Hi!
Took some time to get some hardware to test, but it basically worked so
far (Migrating DB to new host, and setting up an additional MS on the
new host):
* Stop old MS
* cloudstack-configure-databases on the new host
* dump databases "cloud" and "cloud_usage" on old host
* stop database on old host
* import databases on new host
* edit db.properties on old host (db.*.host, db.*.slaves)
* start MS on old host, works fine with the DB on the other host
* configure-cloudstack-management on the new host
* new MS works, too.
Awesome :)
Cheers,
Martin
Am 02.03.18 um 18:37 schrieb Paul Angus:
You can force the issue by stopping the all mgmt. servers, setting the
management_server_id of the hosts in the host table to NULL when setting the
old host to removed then restarting the new mgmt. server.
It's generally best practice to keep your mysql and mgmt. servers on separate
hosts to make life easier when moving stuff around (like now).
paul.an...@shapeblue.com
www.shapeblue.com
53 Chandos Place, Covent Garden, London WC2N 4HSUK
@shapeblue
-----Original Message-----
From: Martin Emrich <martin.emr...@empolis.com>
Sent: 02 March 2018 14:15
To: users@cloudstack.apache.org
Subject: Re: How to move/replace management server?
Hi!
Am 02.03.18 um 10:49 schrieb Paul Angus:
Hi Martin,
At a high level, what I would recommend doing, is building a new management
host on CentOS7, add it as an additional management server.

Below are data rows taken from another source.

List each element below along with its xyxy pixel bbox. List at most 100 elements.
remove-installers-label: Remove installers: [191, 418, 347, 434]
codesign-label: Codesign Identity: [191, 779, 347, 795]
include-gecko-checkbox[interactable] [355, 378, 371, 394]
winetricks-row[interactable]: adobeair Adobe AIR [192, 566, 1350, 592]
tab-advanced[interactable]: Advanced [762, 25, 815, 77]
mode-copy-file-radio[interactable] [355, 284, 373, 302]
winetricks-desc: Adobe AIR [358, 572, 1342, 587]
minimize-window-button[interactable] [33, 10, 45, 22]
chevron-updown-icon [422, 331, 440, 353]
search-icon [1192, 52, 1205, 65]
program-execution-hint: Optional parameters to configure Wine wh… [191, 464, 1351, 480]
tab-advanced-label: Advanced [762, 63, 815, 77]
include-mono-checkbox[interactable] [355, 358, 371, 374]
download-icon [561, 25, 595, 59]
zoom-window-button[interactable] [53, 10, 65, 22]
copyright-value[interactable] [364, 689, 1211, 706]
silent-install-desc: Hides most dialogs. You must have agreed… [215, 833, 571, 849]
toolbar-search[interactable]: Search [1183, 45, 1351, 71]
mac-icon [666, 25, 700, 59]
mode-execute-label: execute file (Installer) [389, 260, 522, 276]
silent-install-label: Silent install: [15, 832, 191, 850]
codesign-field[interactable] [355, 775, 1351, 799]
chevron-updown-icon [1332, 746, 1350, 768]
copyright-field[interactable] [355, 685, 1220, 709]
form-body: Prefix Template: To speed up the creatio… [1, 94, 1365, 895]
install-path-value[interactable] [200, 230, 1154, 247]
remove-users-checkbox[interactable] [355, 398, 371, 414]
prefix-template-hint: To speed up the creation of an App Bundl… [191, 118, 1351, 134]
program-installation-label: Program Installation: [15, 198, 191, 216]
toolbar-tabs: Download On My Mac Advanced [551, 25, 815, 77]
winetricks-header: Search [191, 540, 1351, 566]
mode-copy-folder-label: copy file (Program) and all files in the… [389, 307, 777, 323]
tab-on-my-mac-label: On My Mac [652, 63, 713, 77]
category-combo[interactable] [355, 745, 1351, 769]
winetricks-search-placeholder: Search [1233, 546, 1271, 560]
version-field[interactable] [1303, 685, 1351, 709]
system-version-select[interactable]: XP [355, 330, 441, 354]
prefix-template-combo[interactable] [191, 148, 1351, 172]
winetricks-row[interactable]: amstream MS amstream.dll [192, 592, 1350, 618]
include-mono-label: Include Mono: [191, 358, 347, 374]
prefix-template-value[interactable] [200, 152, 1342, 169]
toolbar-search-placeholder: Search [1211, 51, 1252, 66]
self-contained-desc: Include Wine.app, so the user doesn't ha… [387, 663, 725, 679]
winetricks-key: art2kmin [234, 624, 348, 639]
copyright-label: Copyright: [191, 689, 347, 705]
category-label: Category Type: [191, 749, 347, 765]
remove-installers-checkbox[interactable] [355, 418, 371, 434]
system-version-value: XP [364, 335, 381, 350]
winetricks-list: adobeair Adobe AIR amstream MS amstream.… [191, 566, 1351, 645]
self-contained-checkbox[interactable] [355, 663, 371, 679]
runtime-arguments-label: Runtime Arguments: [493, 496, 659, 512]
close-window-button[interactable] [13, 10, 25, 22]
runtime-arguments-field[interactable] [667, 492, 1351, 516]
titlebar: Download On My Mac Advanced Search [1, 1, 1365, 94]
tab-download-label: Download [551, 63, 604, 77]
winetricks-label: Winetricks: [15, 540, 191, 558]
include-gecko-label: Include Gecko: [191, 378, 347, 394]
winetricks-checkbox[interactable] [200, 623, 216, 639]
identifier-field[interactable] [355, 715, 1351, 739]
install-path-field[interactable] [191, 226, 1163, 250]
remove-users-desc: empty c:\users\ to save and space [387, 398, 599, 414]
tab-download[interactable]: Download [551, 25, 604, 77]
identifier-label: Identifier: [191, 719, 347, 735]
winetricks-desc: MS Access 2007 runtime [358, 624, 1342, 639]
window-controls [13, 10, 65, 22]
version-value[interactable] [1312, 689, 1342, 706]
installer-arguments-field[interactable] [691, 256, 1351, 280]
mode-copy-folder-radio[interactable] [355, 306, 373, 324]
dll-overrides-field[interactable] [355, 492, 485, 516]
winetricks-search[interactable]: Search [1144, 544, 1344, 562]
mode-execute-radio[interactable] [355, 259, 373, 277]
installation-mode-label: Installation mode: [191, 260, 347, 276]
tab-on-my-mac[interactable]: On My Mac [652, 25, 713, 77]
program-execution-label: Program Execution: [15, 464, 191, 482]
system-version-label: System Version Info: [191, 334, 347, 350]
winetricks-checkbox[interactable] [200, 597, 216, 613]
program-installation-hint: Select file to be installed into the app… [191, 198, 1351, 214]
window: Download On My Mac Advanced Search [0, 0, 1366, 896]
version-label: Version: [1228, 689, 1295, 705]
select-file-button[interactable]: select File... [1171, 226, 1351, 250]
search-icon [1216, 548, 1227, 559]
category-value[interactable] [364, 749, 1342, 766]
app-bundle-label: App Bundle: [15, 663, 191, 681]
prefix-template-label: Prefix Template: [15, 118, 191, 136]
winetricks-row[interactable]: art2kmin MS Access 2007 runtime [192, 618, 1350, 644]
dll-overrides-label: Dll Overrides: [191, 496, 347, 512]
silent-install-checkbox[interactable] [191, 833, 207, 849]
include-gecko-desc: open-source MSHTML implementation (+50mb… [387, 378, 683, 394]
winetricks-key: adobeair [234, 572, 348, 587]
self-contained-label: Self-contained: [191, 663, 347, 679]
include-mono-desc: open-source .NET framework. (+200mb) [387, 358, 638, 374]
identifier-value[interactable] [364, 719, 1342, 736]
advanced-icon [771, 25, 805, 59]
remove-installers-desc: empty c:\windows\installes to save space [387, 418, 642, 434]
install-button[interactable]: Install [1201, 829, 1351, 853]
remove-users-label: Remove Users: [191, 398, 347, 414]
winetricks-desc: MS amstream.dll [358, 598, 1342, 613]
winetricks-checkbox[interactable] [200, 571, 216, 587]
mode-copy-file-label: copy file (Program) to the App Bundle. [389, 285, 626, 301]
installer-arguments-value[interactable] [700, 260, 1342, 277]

Update the 'host'
entry in the global settings to point to the new host. And then mark the
original management server as removed (by setting a date in the removed field
in the database).
Thanks, so I basically upgrade from a single-node-setup to a cluster, wait a day or so
for all components to "learn" that there is a new guy in town, and then remove
the old node? Sounds reasonable...
This assumes your database is on a separate VM/host.
The DB is running on the same host, but migrating it should be easy beforehand.